Que divertido sería mirar al azar a través de alguna de ellas solo con la
intención de transcribir la vida. Guardo silencio. Observo. Un cenicero de
cristal viejo y brillante me mira desde el centro de una mesa fea arropada por
sillas de mimbre desordenadas. El lugar quiere parecer antiguo pero es nuevo.

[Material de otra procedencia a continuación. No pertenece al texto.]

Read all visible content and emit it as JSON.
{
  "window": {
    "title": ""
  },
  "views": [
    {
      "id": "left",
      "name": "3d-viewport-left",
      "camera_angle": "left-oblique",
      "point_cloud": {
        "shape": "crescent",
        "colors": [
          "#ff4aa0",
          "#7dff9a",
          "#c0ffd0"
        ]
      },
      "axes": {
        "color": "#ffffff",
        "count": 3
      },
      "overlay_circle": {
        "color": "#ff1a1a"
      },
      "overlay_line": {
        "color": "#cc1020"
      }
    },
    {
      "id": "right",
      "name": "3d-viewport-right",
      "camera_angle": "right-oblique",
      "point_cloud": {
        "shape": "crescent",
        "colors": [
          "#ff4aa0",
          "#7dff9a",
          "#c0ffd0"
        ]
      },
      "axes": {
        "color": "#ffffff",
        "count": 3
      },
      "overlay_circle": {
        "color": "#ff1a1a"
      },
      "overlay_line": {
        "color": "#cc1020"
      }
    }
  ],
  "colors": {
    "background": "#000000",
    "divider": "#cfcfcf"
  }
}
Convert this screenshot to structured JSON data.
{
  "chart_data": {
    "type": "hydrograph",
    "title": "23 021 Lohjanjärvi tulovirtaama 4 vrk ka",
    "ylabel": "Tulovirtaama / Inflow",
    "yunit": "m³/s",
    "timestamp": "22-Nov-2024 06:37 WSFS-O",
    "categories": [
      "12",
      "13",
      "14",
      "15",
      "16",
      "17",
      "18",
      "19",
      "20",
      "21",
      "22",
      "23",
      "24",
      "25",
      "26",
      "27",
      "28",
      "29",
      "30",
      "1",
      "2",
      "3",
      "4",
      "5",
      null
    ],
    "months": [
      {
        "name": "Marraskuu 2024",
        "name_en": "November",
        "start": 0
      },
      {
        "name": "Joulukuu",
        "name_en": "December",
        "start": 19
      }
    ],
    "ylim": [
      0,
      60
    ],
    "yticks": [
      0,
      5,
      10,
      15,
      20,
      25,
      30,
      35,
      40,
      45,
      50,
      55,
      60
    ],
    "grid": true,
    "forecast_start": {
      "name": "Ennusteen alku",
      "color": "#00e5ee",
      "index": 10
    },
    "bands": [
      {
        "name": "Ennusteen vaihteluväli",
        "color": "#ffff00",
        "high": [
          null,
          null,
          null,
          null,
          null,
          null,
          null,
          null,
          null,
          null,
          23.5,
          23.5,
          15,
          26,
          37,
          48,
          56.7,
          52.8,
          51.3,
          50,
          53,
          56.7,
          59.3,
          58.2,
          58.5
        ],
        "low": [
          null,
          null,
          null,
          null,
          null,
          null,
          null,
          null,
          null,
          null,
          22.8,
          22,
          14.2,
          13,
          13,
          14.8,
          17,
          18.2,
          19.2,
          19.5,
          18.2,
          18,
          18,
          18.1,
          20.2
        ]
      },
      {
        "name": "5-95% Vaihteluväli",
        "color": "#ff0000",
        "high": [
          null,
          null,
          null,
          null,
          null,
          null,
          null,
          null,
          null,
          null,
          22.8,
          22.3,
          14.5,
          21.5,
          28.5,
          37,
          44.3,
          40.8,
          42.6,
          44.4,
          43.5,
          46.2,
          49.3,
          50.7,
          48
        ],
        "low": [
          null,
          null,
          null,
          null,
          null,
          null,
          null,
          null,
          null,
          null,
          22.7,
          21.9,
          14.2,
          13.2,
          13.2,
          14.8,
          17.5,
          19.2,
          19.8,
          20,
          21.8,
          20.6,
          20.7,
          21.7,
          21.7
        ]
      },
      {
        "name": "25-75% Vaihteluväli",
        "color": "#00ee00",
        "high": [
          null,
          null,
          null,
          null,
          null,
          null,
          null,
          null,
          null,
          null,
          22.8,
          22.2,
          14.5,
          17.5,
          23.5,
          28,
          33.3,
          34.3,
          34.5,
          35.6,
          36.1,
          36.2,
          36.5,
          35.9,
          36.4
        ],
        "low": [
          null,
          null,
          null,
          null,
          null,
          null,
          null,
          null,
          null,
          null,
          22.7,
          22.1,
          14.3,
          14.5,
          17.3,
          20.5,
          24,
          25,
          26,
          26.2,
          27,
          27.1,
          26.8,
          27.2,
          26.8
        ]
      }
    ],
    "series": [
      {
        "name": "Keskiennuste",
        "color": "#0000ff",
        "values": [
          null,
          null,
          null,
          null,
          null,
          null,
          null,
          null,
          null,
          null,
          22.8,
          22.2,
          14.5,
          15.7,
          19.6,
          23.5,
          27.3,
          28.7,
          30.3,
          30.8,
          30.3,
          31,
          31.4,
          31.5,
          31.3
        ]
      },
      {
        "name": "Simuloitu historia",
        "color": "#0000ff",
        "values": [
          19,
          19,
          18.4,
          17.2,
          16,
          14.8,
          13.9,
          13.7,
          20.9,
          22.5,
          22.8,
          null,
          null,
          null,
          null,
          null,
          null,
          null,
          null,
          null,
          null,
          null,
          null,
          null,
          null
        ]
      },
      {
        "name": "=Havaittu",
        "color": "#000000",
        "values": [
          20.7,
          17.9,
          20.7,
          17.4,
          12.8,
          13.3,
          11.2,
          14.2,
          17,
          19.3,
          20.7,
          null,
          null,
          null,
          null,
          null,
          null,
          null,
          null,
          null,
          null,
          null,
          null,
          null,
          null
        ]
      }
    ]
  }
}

La madera de la barra aún no tiene el encanto del paso del tiempo. Las lámparas
con bombillas de bajo consumo imitan a los candiles que tenía mi tía Dolores de
adorno en el chinero de la cocina. Hay un molinillo de café en una de las
estanterías. Creo que es lo único que podría ser de la primera mitad del siglo
pasado. Está pintado de rojo y negro, su volumen, contundencia y el desgaste de
los bordes casi me aseguran su vejez y me dan cuenta de los muchos granos
tostados que han pasado por sus engranajes. Es precioso. Eso sí, si centras la
atención solo en él. Si los ojos van más allá su encanto desaparece junto al
extintor, también rojo y negro. Pienso, por un momento, en lo poco que se
cuidan los detalles, en cómo lo bello se desvanece en lo mediocre. De mi pensamiento
poético me rescata un señor mayor que se sienta en la mesa de enfrente. Lo
acompaña un joven, parece peruano. Hablan de política. Bueno el señor mayor,
con su gorro y su pañuelo en la chaqueta
de marca, es el que habla. Dice que se
siente defraudado, que esperaba más. No se esconde. El chico asiente, se
interesa. También es probable que esté pensando en otra cosa, pero eso es del
todo irrelevante. Estoy convencido de que le pagan por parecer que escucha y,
lo cierto es que eso lo está haciendo bastante bien. Yo sonrío. Se rompe el
hielo de mi coca-cola, que se había mantenido erguido hasta este preciso
momento, y es entonces cuando me doy
cuenta de la hora y de que allí, detrás
de las ventanas del séptimo piso del edificio blanco del fondo, a salvo de los
mosquitos, estarán los míos preguntándose lo mucho que estoy tardando en tirar
la basura.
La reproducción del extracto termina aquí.